If you don’t want to upgrade your machine’s specifications, You can choose to download the pruned snapshot from the opbnb-snapshot repository, and use it to start a new node. The new node will not have this issue, but it will lose all state data before a certain block height.

If you are an advanced player, you can also try to perform offline pruning on your nodes (Note that this is a dangerous operation and after pruning, the state data of the blocks before the target block height will no longer be available). You can follow these steps: 1. Shut down your machine and make sure that op-geth prints the following log: “Blockchain stopped”. 2. Search for the keyword “Chain head was updated” in the logs to confirm the block height of the last inserted block before the node was shut down.
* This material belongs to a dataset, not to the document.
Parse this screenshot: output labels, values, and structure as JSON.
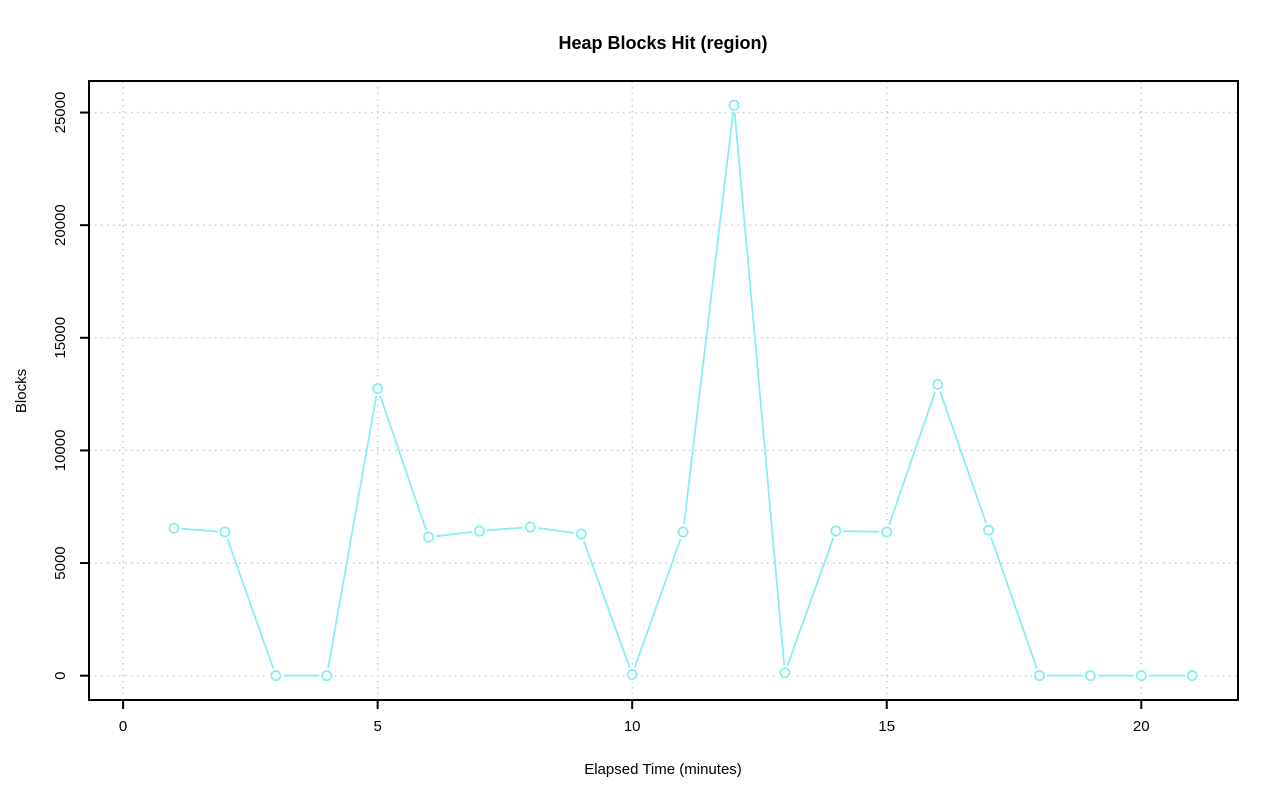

For the sake of explanation, let’s assume the block height is 16667495. 3. Wait for 16667495 to become the final state on the chain, ensuring that no reorganization has occurred. You can go to the blockchain explorer ( to query this block height, and compare the block height hash with the one in the log. If the hashes match and a long time has passed, then we believe that this block height will not be reorganized. 4. Get the state root hash of this block height through JSON-RPC. 5. To execute pruning, use the following command: geth snapshot prune-state --datadir {yourDataDir} --triesInMemory=32 {targetBlockStateRootHash}, making sure to replace {yourDataDir} and {targetBlockStateRootHash} with your own values. 6. Be patient and observe the logs. The entire process may take dozens of hours. 7. Restart your node after pruning is complete.


Pruning is very dangerous and may damage the data of the node. This could result in having to rerun the new node. Please only perform this operation if you are familiar with the process.